The Bad, the Good, the Urgent: An initial take on the Synod of Family Report

Rome’s synopsis of its synod on ‘family life’ includes 3 paragraphs (out of 58) on homosexuality which could be a cause for alarm. The bishops appear to grant ‘homosexuals’ a kind of ethnic status—homosexuals are treated as a people group whose ‘sexual orientation’ we are ‘to accept and value.’ (50) Further, ‘it must be noted’ that the supportive components of homosexual unions are to be treated as ‘precious’. (52)

This troubles me for many reasons, not the least of which is the faulty anthropology on which the bishops base their views. Persons with same-sex attraction are not an ethnicity but a diverse group of persons made in His image as male and female whose desires are disordered; ‘gay’ feelings cannot achieve the end for which God intends human sexuality.

Basing identities and relationships on homosexual desires is uninspired, at least. Of all communities, the Church can and must know better in order to love better. Relatedly, I weary of Churchman who split homosexual desires from action—ascribing nobility to homosexual desire while slapping hands for ‘acting out.’ Perhaps Jesus is a little more holistic in His approach.

And this is where the good of the document comes in. Early on in the document, we get the best of Pope Francis (and of Christian redemption) when he speaks of our decisive need to fix our eyes on Jesus and follow Him upon new paths, into new possibilities. Jesus reveals both the order of creation and redemption (12, 13), a direction profoundly relevant for persons riding the wave of the ‘gay everything’ 21st century.
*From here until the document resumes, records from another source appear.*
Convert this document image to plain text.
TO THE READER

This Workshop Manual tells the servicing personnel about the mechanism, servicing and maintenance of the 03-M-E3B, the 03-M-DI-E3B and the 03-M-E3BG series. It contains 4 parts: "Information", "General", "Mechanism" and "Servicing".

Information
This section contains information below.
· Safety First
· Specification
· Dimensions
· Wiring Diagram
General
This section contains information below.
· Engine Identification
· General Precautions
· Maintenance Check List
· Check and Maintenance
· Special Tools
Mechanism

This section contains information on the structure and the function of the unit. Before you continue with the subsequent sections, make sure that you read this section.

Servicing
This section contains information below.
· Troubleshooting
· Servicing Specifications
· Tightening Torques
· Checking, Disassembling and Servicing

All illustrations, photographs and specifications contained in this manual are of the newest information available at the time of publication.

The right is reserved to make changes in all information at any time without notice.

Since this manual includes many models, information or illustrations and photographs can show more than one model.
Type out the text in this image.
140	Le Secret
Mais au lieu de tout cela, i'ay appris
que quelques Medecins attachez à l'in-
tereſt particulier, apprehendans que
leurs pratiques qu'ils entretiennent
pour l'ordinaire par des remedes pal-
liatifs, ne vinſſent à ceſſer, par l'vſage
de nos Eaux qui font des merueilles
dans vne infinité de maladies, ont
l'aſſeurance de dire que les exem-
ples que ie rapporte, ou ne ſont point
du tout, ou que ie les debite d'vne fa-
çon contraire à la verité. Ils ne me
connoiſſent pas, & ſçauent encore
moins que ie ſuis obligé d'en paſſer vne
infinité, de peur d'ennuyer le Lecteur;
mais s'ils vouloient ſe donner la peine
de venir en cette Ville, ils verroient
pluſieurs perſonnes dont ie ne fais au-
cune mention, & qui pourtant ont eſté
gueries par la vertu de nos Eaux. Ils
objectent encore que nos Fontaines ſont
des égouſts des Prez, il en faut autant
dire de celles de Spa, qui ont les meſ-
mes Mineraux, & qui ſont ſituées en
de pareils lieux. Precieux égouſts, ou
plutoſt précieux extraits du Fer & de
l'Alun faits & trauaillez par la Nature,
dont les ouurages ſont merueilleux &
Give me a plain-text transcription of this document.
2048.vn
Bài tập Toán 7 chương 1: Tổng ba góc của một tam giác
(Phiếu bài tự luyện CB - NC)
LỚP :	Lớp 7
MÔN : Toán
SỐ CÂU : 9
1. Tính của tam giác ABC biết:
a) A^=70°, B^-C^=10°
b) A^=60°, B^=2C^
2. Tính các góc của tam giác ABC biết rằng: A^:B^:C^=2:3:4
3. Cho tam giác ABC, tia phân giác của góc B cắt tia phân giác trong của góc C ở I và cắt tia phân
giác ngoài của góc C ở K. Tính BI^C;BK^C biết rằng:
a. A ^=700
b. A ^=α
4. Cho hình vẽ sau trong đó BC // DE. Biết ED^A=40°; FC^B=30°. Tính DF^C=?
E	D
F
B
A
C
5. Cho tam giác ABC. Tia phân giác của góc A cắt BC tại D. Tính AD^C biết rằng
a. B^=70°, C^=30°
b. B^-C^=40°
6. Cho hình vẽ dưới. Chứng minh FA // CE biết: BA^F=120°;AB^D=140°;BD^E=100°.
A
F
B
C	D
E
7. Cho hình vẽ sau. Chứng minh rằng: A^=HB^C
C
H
I long to see that theme of redemption developed for persons with same-sex attraction. Let us as Christians embody His merciful gaze, so tender and burning with love toward ‘homosexuals’ that they are invited to cast off their old selves and follow Him into newness of life. Sadly, the small part of this document that applies to homosexuality fails to point in this direction at all. It affirms the status quo but not the call to genuine conversion. In that way, paragraphs 50-52 cannot be deemed genuinely Christian.

Over the last 30 years, I have witnessed nearly every mainline Protestant denomination lose its salt due to a failure to recognize and minister effectively to the sexually broken, especially persons with same-sex attraction. I trust that my Church will not do the same. Please join us in our 40-days of prayer for the whole Church, starting tomorrow. The Synod has given us much to pray about.